Headteacher Jasbir Mann put on the kettle for the volunteers — including seven more DMU students Kyna Broadhead, Kelcey Burton, Georgia Chenery,Sarah Knight, Qin Yanrong, Reychtal Ratcheva, Zhang Qiyue — plus Jasbir’s husband Ranjit, with Matthew Herbert, of the Leicestershire Wildlife Trust. Matthew has been the expert designer of the Peace Garden, but still rolls up his sleeves and gets his hands dirty, as does John Niblett, of the Rotary Club of Oadby Launde, which paid for the centrepiece of the Peace Garden.

That is the Peace Pole, so-called because it contains text in nine languages expressing one of Rotary’s central tenets: “May Peace Prevail On Earth.” The pole was erected ready for the opening of the Peace Garden in April.
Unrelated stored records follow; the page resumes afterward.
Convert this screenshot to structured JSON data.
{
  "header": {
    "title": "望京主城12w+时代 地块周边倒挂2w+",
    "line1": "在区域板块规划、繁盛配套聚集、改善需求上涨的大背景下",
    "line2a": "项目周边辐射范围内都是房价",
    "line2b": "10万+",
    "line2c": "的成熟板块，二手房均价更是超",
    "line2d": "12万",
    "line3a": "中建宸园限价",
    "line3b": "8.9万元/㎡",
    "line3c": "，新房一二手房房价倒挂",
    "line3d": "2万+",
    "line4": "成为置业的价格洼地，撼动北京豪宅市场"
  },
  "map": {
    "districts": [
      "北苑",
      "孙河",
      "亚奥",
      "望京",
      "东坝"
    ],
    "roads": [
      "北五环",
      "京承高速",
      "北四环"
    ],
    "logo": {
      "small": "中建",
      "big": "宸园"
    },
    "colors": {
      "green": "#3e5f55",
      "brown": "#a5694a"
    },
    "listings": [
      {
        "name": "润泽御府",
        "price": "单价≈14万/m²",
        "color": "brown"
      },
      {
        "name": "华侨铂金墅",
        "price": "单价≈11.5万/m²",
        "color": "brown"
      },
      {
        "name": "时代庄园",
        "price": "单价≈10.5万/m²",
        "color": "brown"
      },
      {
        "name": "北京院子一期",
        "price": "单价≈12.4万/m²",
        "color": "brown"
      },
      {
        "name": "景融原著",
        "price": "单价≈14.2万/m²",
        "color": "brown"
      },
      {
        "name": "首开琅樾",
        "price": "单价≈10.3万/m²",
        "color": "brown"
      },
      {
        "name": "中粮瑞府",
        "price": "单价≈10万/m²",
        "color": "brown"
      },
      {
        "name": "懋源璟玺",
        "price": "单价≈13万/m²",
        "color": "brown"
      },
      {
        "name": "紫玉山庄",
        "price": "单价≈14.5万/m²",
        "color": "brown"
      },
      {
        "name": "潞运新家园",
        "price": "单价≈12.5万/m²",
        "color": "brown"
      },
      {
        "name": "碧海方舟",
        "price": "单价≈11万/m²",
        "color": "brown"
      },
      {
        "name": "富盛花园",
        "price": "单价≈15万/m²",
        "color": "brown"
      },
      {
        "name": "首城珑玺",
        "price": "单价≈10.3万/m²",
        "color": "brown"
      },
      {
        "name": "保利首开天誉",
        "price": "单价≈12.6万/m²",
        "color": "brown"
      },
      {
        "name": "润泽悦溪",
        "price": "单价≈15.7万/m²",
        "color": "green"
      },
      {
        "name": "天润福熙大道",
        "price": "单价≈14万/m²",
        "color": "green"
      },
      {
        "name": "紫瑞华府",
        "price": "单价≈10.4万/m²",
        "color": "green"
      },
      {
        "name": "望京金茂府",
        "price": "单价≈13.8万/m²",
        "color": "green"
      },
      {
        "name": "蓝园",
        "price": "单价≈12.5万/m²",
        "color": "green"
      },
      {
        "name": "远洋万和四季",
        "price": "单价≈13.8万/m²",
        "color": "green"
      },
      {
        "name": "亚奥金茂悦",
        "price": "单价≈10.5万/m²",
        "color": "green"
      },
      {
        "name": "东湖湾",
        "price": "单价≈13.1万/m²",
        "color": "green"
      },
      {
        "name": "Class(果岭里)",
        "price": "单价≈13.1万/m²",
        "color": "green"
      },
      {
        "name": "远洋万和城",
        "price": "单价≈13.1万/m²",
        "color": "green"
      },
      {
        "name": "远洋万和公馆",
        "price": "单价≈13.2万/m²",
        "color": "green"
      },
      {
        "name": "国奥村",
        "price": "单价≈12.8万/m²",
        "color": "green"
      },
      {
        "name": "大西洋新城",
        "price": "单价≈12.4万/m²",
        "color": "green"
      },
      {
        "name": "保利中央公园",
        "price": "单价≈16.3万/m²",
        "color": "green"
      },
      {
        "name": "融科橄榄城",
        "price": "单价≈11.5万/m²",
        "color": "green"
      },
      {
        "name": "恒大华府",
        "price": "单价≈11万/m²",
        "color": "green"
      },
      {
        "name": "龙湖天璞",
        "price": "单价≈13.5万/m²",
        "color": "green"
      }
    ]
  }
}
By then, it is hoped, the grass and the 240 saplings will have grown. The sapling species include dog rose, hawthorn, hazel, crab apple, dogwood, rowan, blackthorn, silver birch, common ash, and wild cherry. The saplings were provided free by The Woodland Trust, under a scheme sponsored by Sainsbury’s, People’s Postcode Lottery and Yorkshire Tea.

Over tea and biscuits, club President Pradeep Popat presented certificates to Jasbir, Ranjit and Viren Shah, who had all completed an evening-long training course in Cardio Pulmonary Resuscitation and use of automatic external defibrillators held by the Rotary club at the school in January 2018.

After the volunteers had left, and small snowflakes began to fall, the deserted Peace Garden looked as it should when it fulfills its purpose — being a place of tranquility where pupils parents and staff can find peace and a place and time to relax and think.

A central feature of the Peace Garden is the Peace Pole and the water feature surrounded by trellises and seats

A central feature of the Peace Garden is the Peace Pole and the water feature surrounded by trellises and seats.